O melhor é, sem dúvida, a possibilidade do encontro, não só com o público, mas o encontro com diversas facetas minhas que desconheço e que às vezes me deparo por acidente, e a generosidade necessária consigo próprio para se acolher e se aceitar em toda essa pluralidade. O difícil é a forma secundária como o fazer artístico é encarado. Estamos vivendo tempos devastadores para quem trabalha com cultura, qualquer tipo de cultura, porque toda a manifestação artística é valida, o que se faz na periferia, na zona rural, na rua tem tanta relevância quanto o que se faz no teatro municipal. Quem define o que é arte e sobre qual perspectiva?

O nariz vermelho e a cara pintada sempre representaram muito além do ‘fazer rir’ à Loi: “ser e estar palhaça me remete ao encontro com diversas facetas minhas que desconheço e que às vezes me deparo por acidente”

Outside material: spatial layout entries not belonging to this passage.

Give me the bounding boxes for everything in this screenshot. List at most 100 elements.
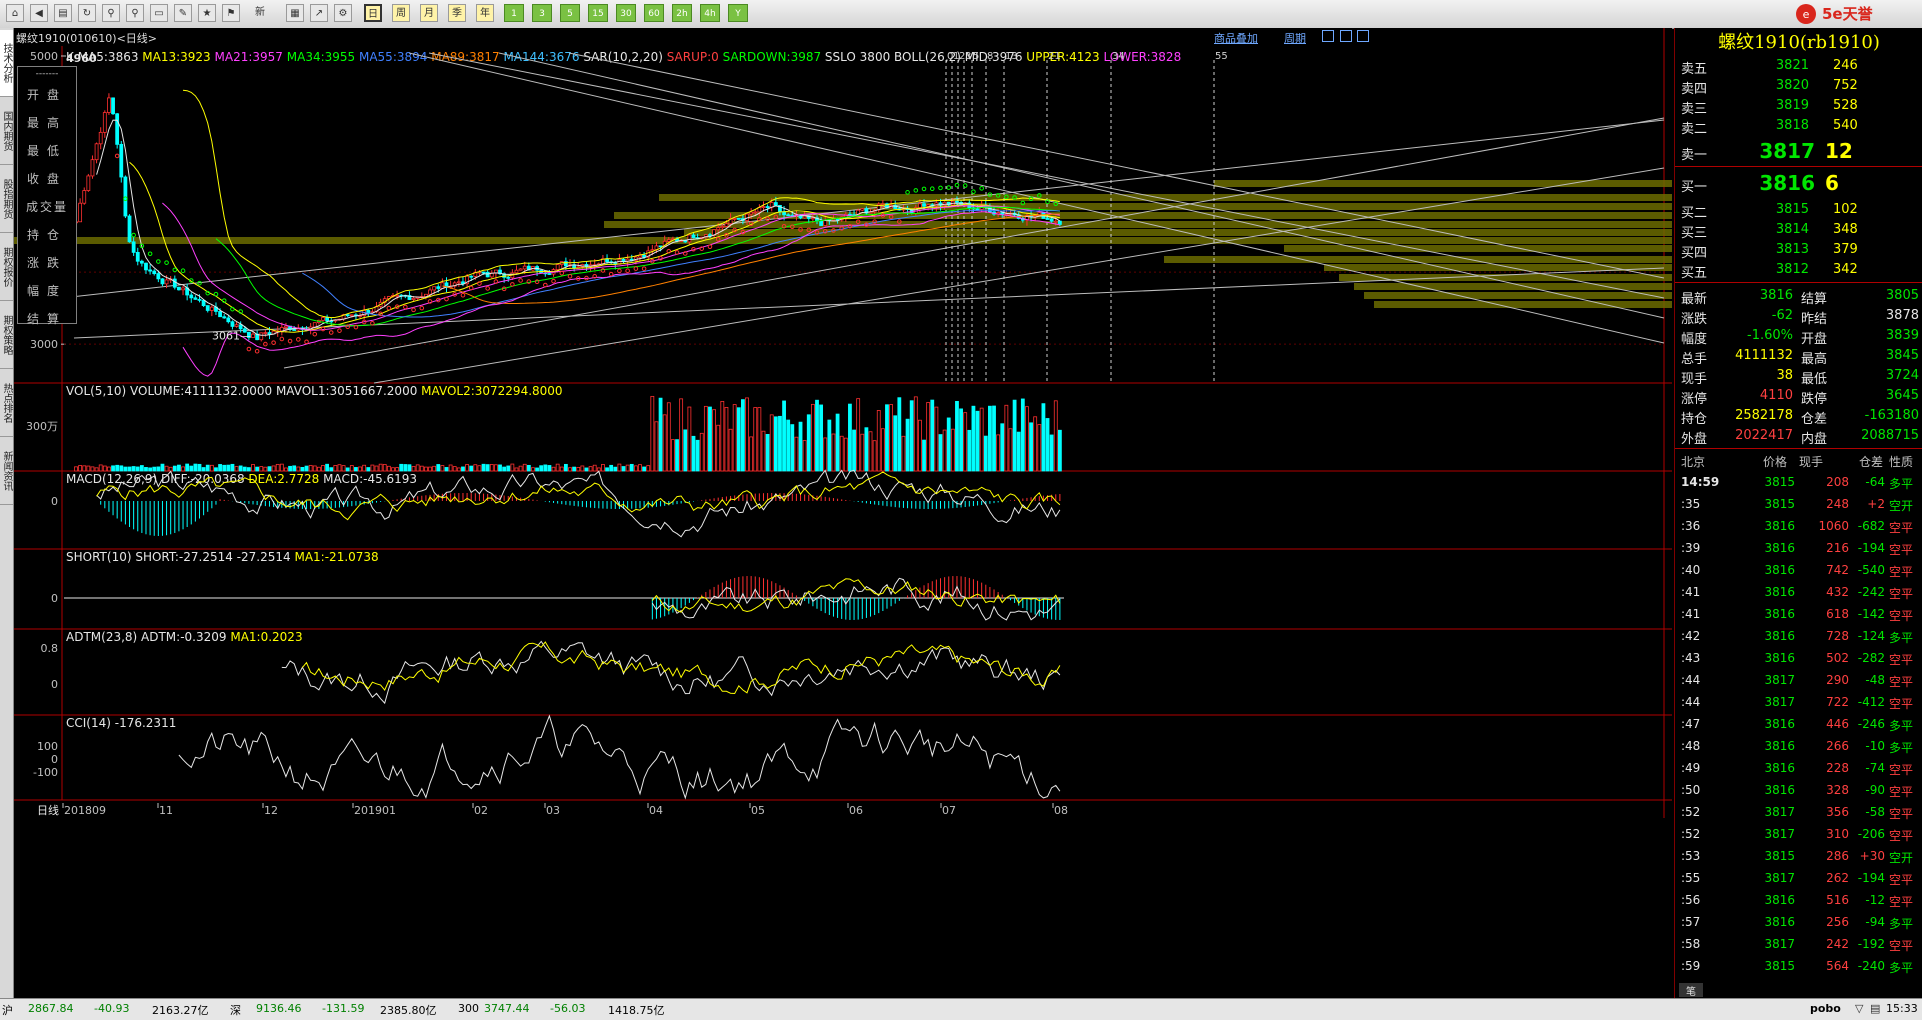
candle-body	[506, 276, 511, 279]
period-7-button[interactable]: 5	[560, 4, 580, 22]
grid-icon[interactable]: ▦	[286, 4, 304, 22]
ask-1-row-price[interactable]: 3817	[1735, 139, 1815, 163]
volume-bar	[201, 467, 206, 472]
volume-bar	[164, 465, 169, 472]
refresh-icon[interactable]: ↻	[78, 4, 96, 22]
volume-bar	[959, 408, 963, 472]
contract-title: 螺纹1910(rb1910)	[1718, 32, 1880, 53]
ask-row-3-price[interactable]: 3818	[1735, 118, 1809, 133]
ask-row-2-price[interactable]: 3819	[1735, 98, 1809, 113]
funnel-icon[interactable]: ⚑	[222, 4, 240, 22]
tick-price: 3817	[1764, 673, 1795, 687]
cci-line	[178, 714, 1061, 800]
candle-body	[234, 324, 239, 327]
volume-bar	[642, 466, 646, 472]
fav-icon[interactable]: ★	[198, 4, 216, 22]
volume-bar	[185, 463, 190, 472]
volume-bar	[687, 406, 692, 472]
volume-bar	[481, 463, 486, 472]
home-icon[interactable]: ⌂	[6, 4, 24, 22]
period-10-button[interactable]: 60	[644, 4, 664, 22]
quote-value-b: 3845	[1885, 348, 1919, 363]
period-3-button[interactable]: 季	[448, 4, 466, 22]
bid-row-3-price[interactable]: 3812	[1735, 262, 1809, 277]
volume-bar	[695, 439, 700, 472]
period-2-button[interactable]: 月	[420, 4, 438, 22]
find-icon[interactable]: ⚲	[126, 4, 144, 22]
search-icon[interactable]: ⚲	[102, 4, 120, 22]
close-icon[interactable]	[1357, 30, 1369, 42]
ask-row-0-price[interactable]: 3821	[1735, 58, 1809, 73]
volume-bar	[461, 466, 465, 472]
quote-row-5: 涨停 4110 跌停 3645	[1675, 386, 1922, 407]
chart-icon[interactable]: ↗	[310, 4, 328, 22]
volume-bar	[391, 467, 395, 472]
overlay-link[interactable]: 商品叠加	[1214, 30, 1258, 46]
window-controls[interactable]	[1322, 30, 1369, 45]
volume-bar	[621, 466, 626, 472]
quote-row-6: 持仓 2582178 仓差 -163180	[1675, 406, 1922, 427]
tick-oi-change: -192	[1857, 937, 1885, 951]
bid-row-0-price[interactable]: 3815	[1735, 202, 1809, 217]
chart-window[interactable]: K MA5:3863 MA13:3923 MA21:3957 MA34:3955…	[14, 28, 1672, 1000]
volume-bar	[1037, 424, 1042, 472]
volume-bar	[337, 464, 342, 472]
volume-bar	[827, 419, 832, 472]
tick-oi-change: -90	[1865, 783, 1885, 797]
nav-tab-6[interactable]: 新闻资讯	[0, 438, 13, 505]
date-label-4: 02	[474, 804, 488, 817]
candle-body	[230, 321, 235, 327]
index-change-1: -131.59	[322, 1002, 365, 1015]
nav-tab-5[interactable]: 热点排名	[0, 370, 13, 437]
period-4-button[interactable]: 年	[476, 4, 494, 22]
quote-label-a: 涨停	[1681, 392, 1708, 407]
tick-footer-tab[interactable]: 笔	[1679, 983, 1703, 998]
nav-tab-4[interactable]: 期权策略	[0, 302, 13, 369]
nav-tab-2[interactable]: 股指期货	[0, 166, 13, 233]
back-icon[interactable]: ◀	[30, 4, 48, 22]
news-icon[interactable]: ▤	[54, 4, 72, 22]
volume-bar	[683, 429, 688, 472]
minimize-icon[interactable]	[1322, 30, 1334, 42]
period-link[interactable]: 周期	[1284, 30, 1306, 46]
volume-bar	[918, 419, 922, 472]
period-9-button[interactable]: 30	[616, 4, 636, 22]
volume-bar	[555, 463, 560, 472]
period-6-button[interactable]: 3	[532, 4, 552, 22]
period-12-button[interactable]: 4h	[700, 4, 720, 22]
period-8-button[interactable]: 15	[588, 4, 608, 22]
tick-oi-change: -48	[1865, 673, 1885, 687]
period-0-button[interactable]: 日	[364, 4, 382, 22]
period-5-button[interactable]: 1	[504, 4, 524, 22]
volume-bar	[563, 463, 568, 472]
bid-1-row-price[interactable]: 3816	[1735, 171, 1815, 195]
nav-tab-0[interactable]: 技术分析	[0, 30, 13, 97]
volume-bar	[119, 465, 124, 472]
logo: e 5e天誉	[1794, 2, 1914, 26]
tick-price: 3815	[1764, 475, 1795, 489]
volume-bar	[815, 399, 819, 472]
index-turnover-0: 2163.27亿	[152, 1004, 209, 1017]
fib-label-9: 55	[1215, 51, 1228, 62]
window-icon[interactable]: ▭	[150, 4, 168, 22]
new-button[interactable]: 新	[252, 4, 268, 22]
bid-row-2-price[interactable]: 3813	[1735, 242, 1809, 257]
settings-icon[interactable]: ⚙	[334, 4, 352, 22]
nav-tab-1[interactable]: 国内期货	[0, 98, 13, 165]
macd-indicator-label-item-0: MACD(12,26,9)	[66, 472, 161, 486]
period-13-button[interactable]: Y	[728, 4, 748, 22]
volume-profile-bar	[14, 237, 1672, 244]
bid-row-1-price[interactable]: 3814	[1735, 222, 1809, 237]
ask-row-1-price[interactable]: 3820	[1735, 78, 1809, 93]
brand-label: pobo	[1810, 1002, 1841, 1015]
restore-icon[interactable]	[1339, 30, 1352, 42]
candle-body	[736, 218, 741, 220]
volume-bar	[349, 465, 354, 472]
volume-bar	[741, 399, 745, 472]
period-1-button[interactable]: 周	[392, 4, 410, 22]
draw-icon[interactable]: ✎	[174, 4, 192, 22]
volume-bar	[395, 467, 400, 472]
tick-time: :42	[1681, 629, 1701, 643]
nav-tab-3[interactable]: 期权报价	[0, 234, 13, 301]
period-11-button[interactable]: 2h	[672, 4, 692, 22]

Qual foi o momento mais marcante de sua carreira?

Todo momento é rico e carrega muita beleza, não saberia selecionar um, mas as grandes e bruscas mudanças que me trouxeram sempre movimento e crescimento acho que é o que mais me marca.

Vamos voltar um pouco às suas origens. Qual é a sua maior saudade de São José do Rio Pardo?

Da possibilidade de viver em comunhão com o que é essencial, de ter sempre o rio pra nadar, mato, meus amigos de antes e de sempre, minha mãe, dos quitutes da minha irmã. Saudade de viver melhor com menos recurso, de encontrar as pessoas na rua e parar pra um prosa, enfim, de me sentir em comunidade.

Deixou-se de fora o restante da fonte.